[talks] Colloquium speaker Silvio Savarese Tuesday Dec 9, 4:30pm
Nicole E. Wagenblast
nwagenbl at CS.Princeton.EDU
Mon Dec 8 09:01:21 EST 2014
Silvio Savarese, Stanford University
Tuesday, December 9, 4:30pm
Computer Science 105
Sensing and sensibility
We are moving into a world where sensors will be everywhere and will be ubiquitous. In the recent years, we have seen an explosion of new artificial visual sensors that can integrate luminance values with other sensing modalities: infrared, thermal, gravity, depth, to cite a few. Sensing is not the hard problem here, however. Sensibility, or, intelligent understanding of the sensing data is the challenge. When we look at an environment such as a coffee shop, we don't just recognize the objects in isolation, but rather perceive a rich scenery of the 3D space, its objects and all the relations among them. This allows us to effortlessly navigate through the environment, or to interact and manipulate objects in the scene with amazing precision. A major line of work from my group in recent years has been to design visual models that can process different sensing modalities and enable sensibility.
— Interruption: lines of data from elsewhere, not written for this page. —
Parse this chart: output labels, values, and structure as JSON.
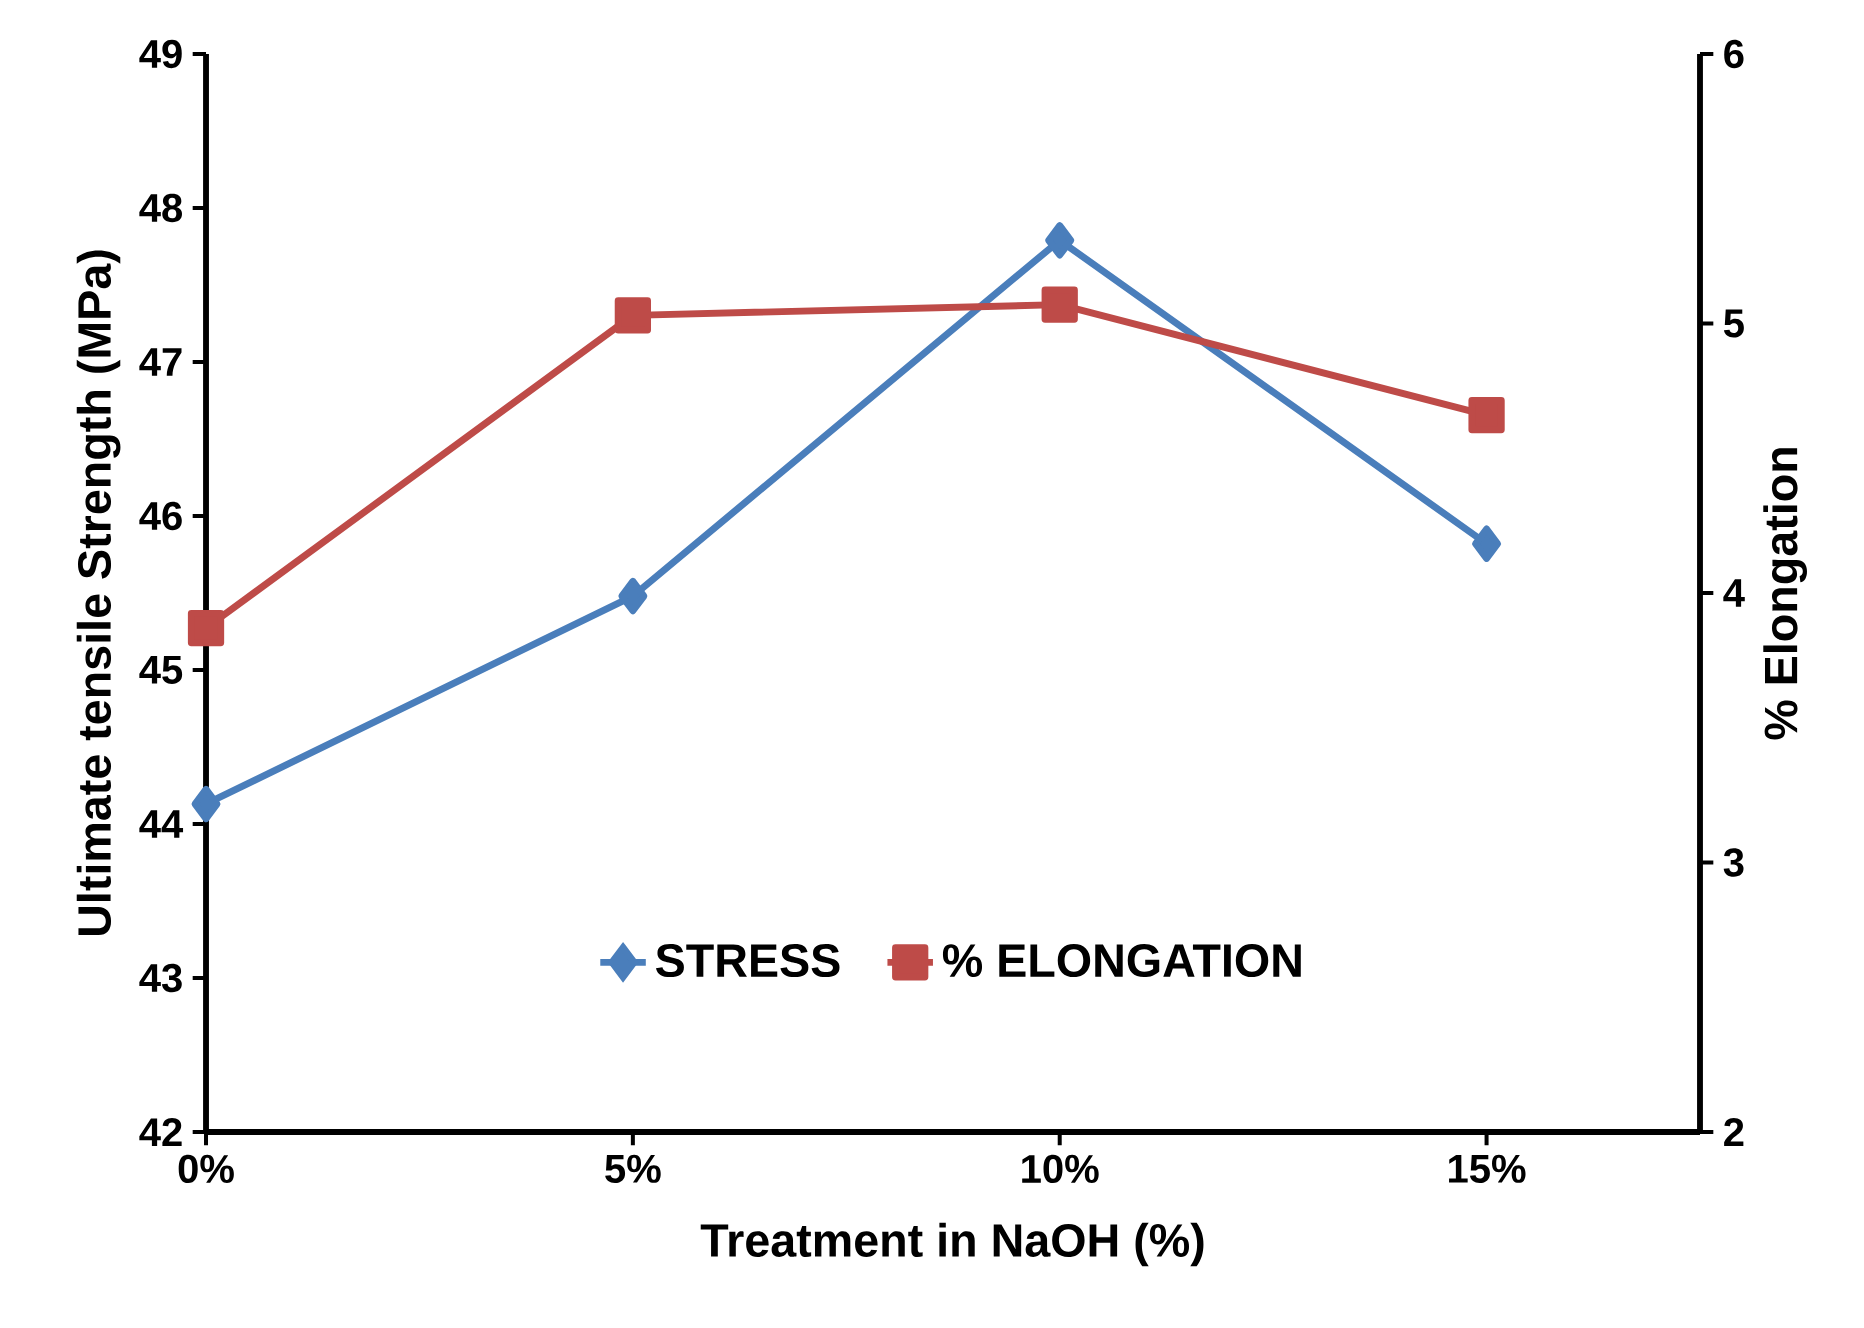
{
  "chart_data": {
    "type": "line",
    "xlabel": "Treatment in NaOH (%)",
    "ylabel": "Ultimate tensile Strength (MPa)",
    "y2label": "% Elongation",
    "x": [
      0,
      5,
      10,
      15
    ],
    "xlim": [
      0,
      17.5
    ],
    "xticks": [
      {
        "value": 0,
        "label": "0%"
      },
      {
        "value": 5,
        "label": "5%"
      },
      {
        "value": 10,
        "label": "10%"
      },
      {
        "value": 15,
        "label": "15%"
      }
    ],
    "ylim": [
      42,
      49
    ],
    "yticks": [
      42,
      43,
      44,
      45,
      46,
      47,
      48,
      49
    ],
    "y2lim": [
      2,
      6
    ],
    "y2ticks": [
      2,
      3,
      4,
      5,
      6
    ],
    "series": [
      {
        "name": "STRESS",
        "color": "#4a7ebb",
        "marker": "diamond",
        "values": [
          44.13,
          45.48,
          47.79,
          45.82
        ]
      },
      {
        "name": "% ELONGATION",
        "color": "#be4b48",
        "marker": "square",
        "axis": "y2",
        "values": [
          3.87,
          5.03,
          5.07,
          4.66
        ]
      }
    ],
    "grid": false,
    "legend": "bottom",
    "line_style": "solid"
  }
}
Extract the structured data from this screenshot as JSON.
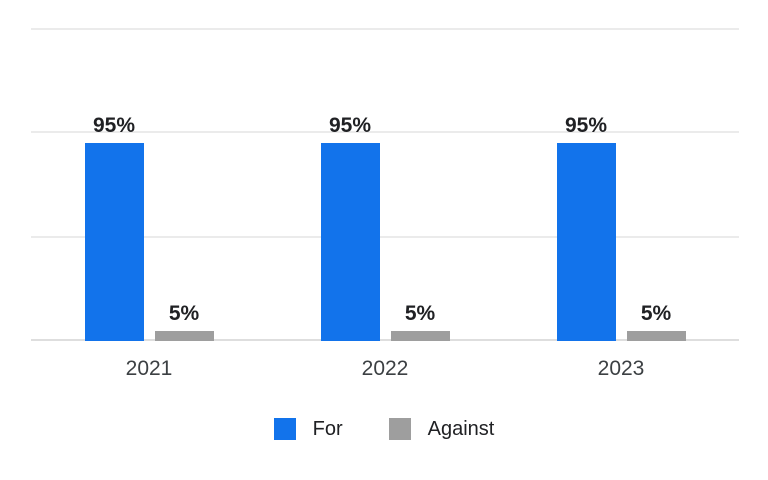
{
  "chart_data": {
    "type": "bar",
    "categories": [
      "2021",
      "2022",
      "2023"
    ],
    "series": [
      {
        "name": "For",
        "color": "#1273eb",
        "values": [
          95,
          95,
          95
        ],
        "labels": [
          "95%",
          "95%",
          "95%"
        ]
      },
      {
        "name": "Against",
        "color": "#9e9e9e",
        "values": [
          5,
          5,
          5
        ],
        "labels": [
          "5%",
          "5%",
          "5%"
        ]
      }
    ],
    "ylim": [
      0,
      150
    ],
    "gridline_values": [
      0,
      50,
      100,
      150
    ],
    "grid": true,
    "y_axis_labels_visible": false,
    "legend_position": "bottom",
    "legend": {
      "items": [
        {
          "label": "For",
          "color": "#1273eb"
        },
        {
          "label": "Against",
          "color": "#9e9e9e"
        }
      ]
    }
  },
  "colors": {
    "background": "#ffffff",
    "gridline": "#ebebeb",
    "baseline": "#dedede",
    "value_label": "#202124",
    "axis_label": "#3c4043",
    "legend_label": "#202124"
  }
}
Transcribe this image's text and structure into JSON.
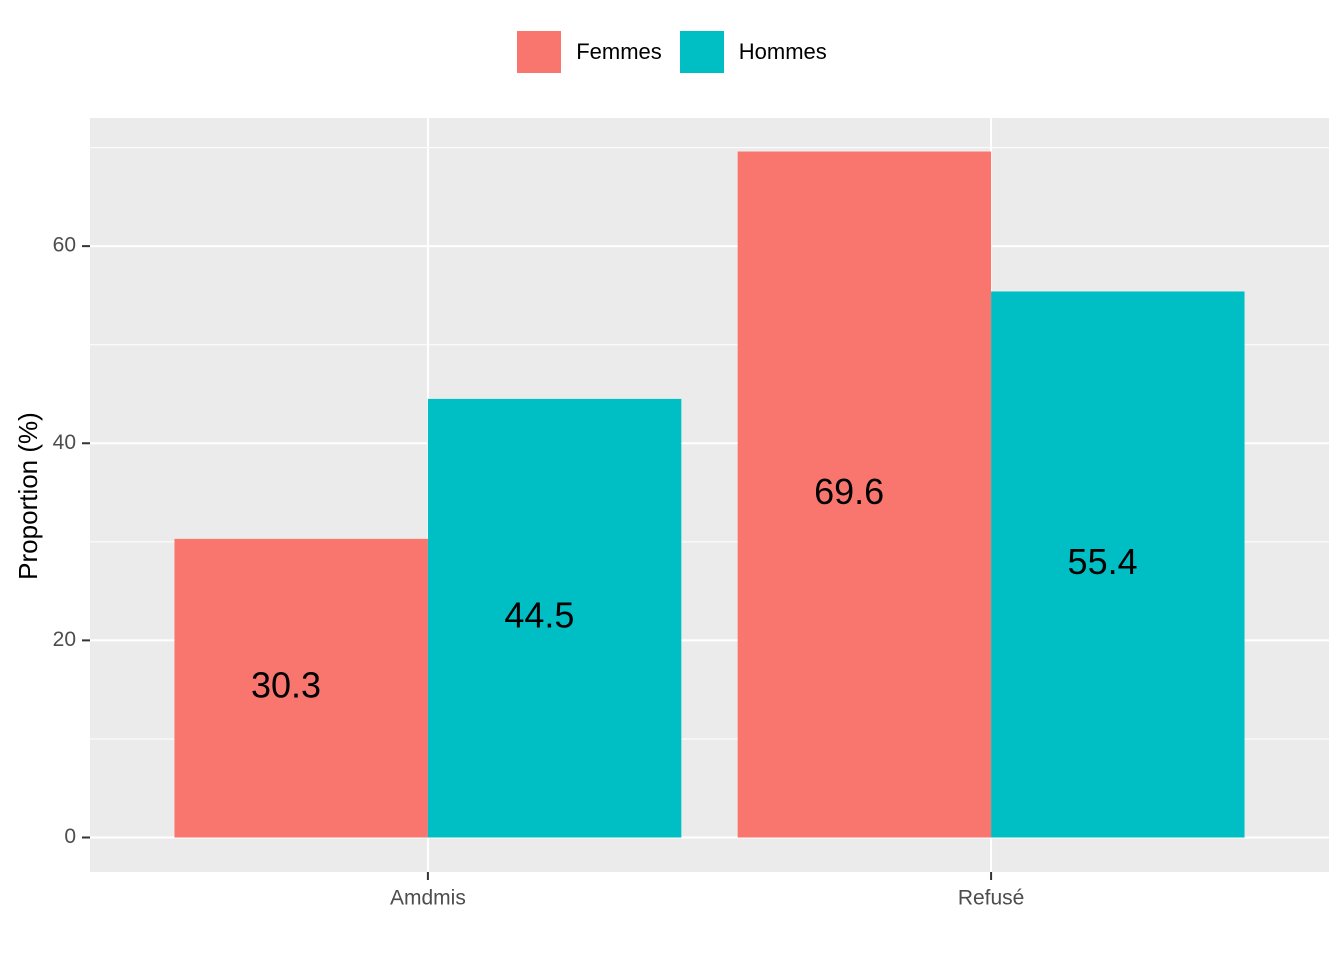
{
  "chart_data": {
    "type": "bar",
    "categories": [
      "Amdmis",
      "Refusé"
    ],
    "series": [
      {
        "name": "Femmes",
        "values": [
          30.3,
          69.6
        ],
        "color": "#F8766D"
      },
      {
        "name": "Hommes",
        "values": [
          44.5,
          55.4
        ],
        "color": "#00BFC4"
      }
    ],
    "data_labels": [
      [
        "30.3",
        "69.6"
      ],
      [
        "44.5",
        "55.4"
      ]
    ],
    "ylabel": "Proportion (%)",
    "xlabel": "",
    "ylim": [
      -3.5,
      73
    ],
    "yticks": [
      0,
      20,
      40,
      60
    ],
    "ytick_labels": [
      "0",
      "20",
      "40",
      "60"
    ],
    "grid": true,
    "legend_position": "top",
    "panel_background": "#EBEBEB",
    "grid_color": "#FFFFFF"
  }
}
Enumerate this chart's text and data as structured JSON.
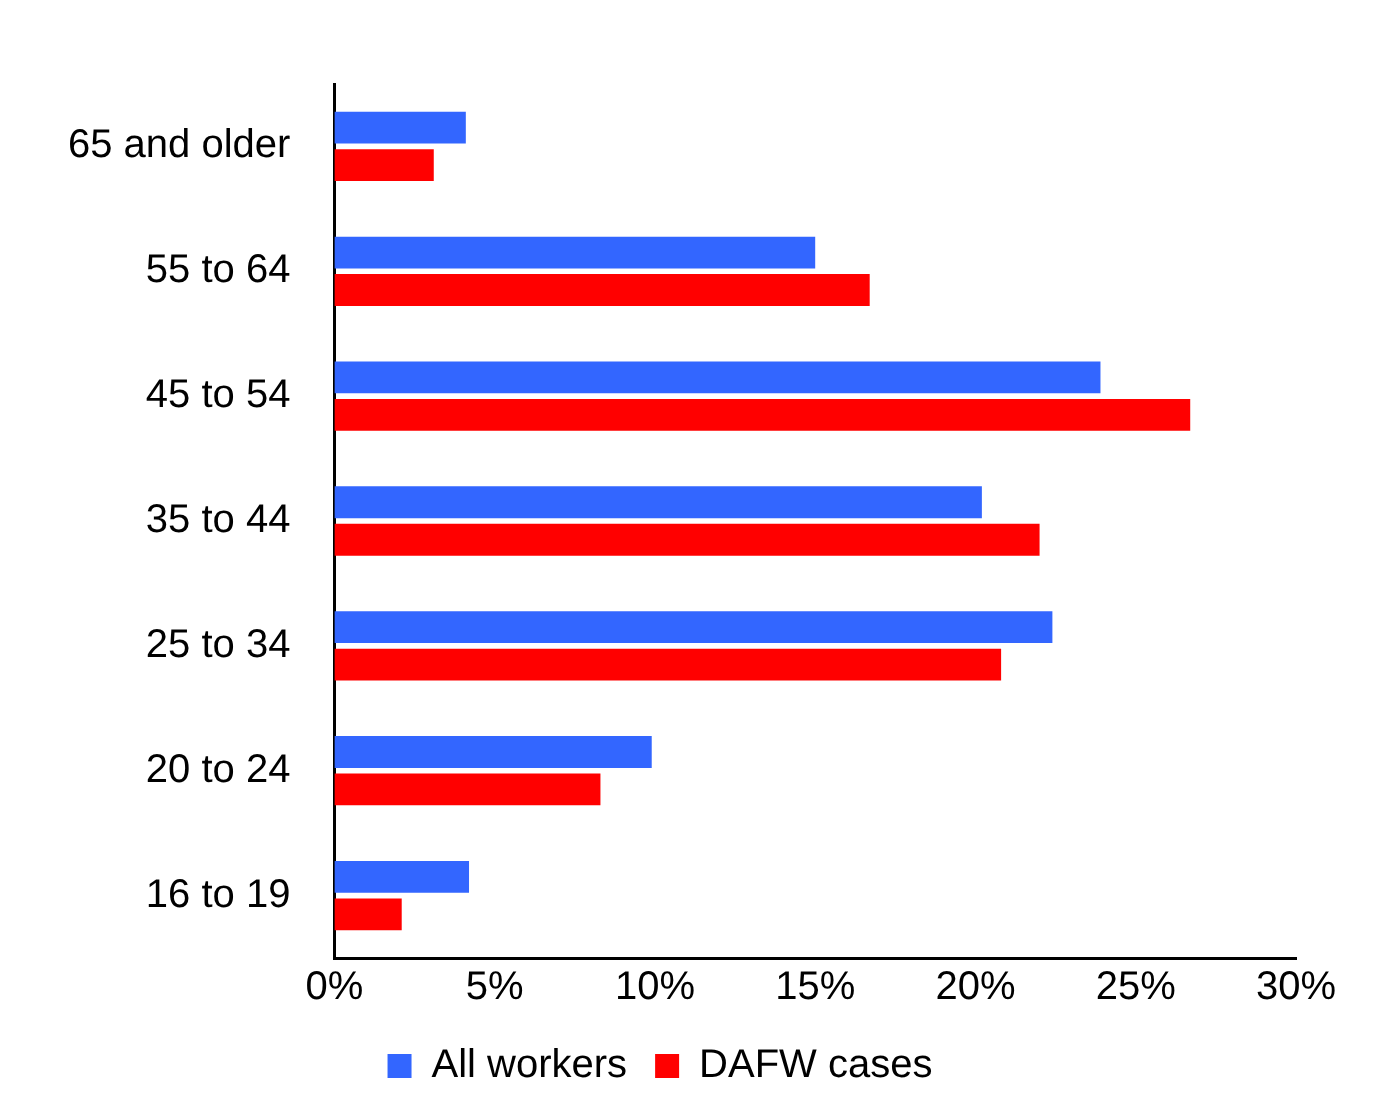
{
  "chart_data": {
    "type": "bar",
    "orientation": "horizontal",
    "categories": [
      "65 and older",
      "55 to 64",
      "45 to 54",
      "35 to 44",
      "25 to 34",
      "20 to 24",
      "16 to 19"
    ],
    "series": [
      {
        "name": "All workers",
        "color": "#3366ff",
        "values": [
          4.1,
          15.0,
          23.9,
          20.2,
          22.4,
          9.9,
          4.2
        ]
      },
      {
        "name": "DAFW cases",
        "color": "#ff0000",
        "values": [
          3.1,
          16.7,
          26.7,
          22.0,
          20.8,
          8.3,
          2.1
        ]
      }
    ],
    "xlim": [
      0,
      30
    ],
    "xticks": [
      {
        "value": 0,
        "label": "0%"
      },
      {
        "value": 5,
        "label": "5%"
      },
      {
        "value": 10,
        "label": "10%"
      },
      {
        "value": 15,
        "label": "15%"
      },
      {
        "value": 20,
        "label": "20%"
      },
      {
        "value": 25,
        "label": "25%"
      },
      {
        "value": 30,
        "label": "30%"
      }
    ],
    "grid": false,
    "legend": "bottom"
  }
}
I will start by giving an overview of our research for detecting objects and determining their geometric and physical properties such as 3D location, pose or shape from images, videos or RGB-Depth imagery. Then, I will demonstrate that these detection methods play a critical role for modeling the interplay between objects and space which, in turn, enable simultaneous inference of the semantic and spatial properties of a scene. I will conclude this talk by demonstrating that our models for sense and sensibility are potentially transformative in application areas related to autonomous or assisted navigation, smart environments, augmented reality, and large scale information management.
Silvio Savarese is an Assistant Professor of Computer Science at Stanford University. He earned his Ph.D. in Electrical Engineering from the California Institute of Technology in 2005 and was a Beckman Institute Fellow at the University of Illinois at Urbana-Champaign from 2005–2008. He joined Stanford in 2013 after being Assistant and then Associate Professor (with tenure) of Electrical and Computer Engineering at the University of Michigan, Ann Arbor, from 2008 to 2013. His research interests include computer vision, object recognition and scene understanding, shape representation and reconstruction, human activity recognition and visual psychophysics. He is recipient of several awards including the James R. Croes Medal in 2013, a TRW Automotive Endowed Research Award in 2012, an NSF Career Award in 2011 and Google Research Award in 2010. In 2002 he was awarded the Walker von Brimer Award for outstanding research initiative.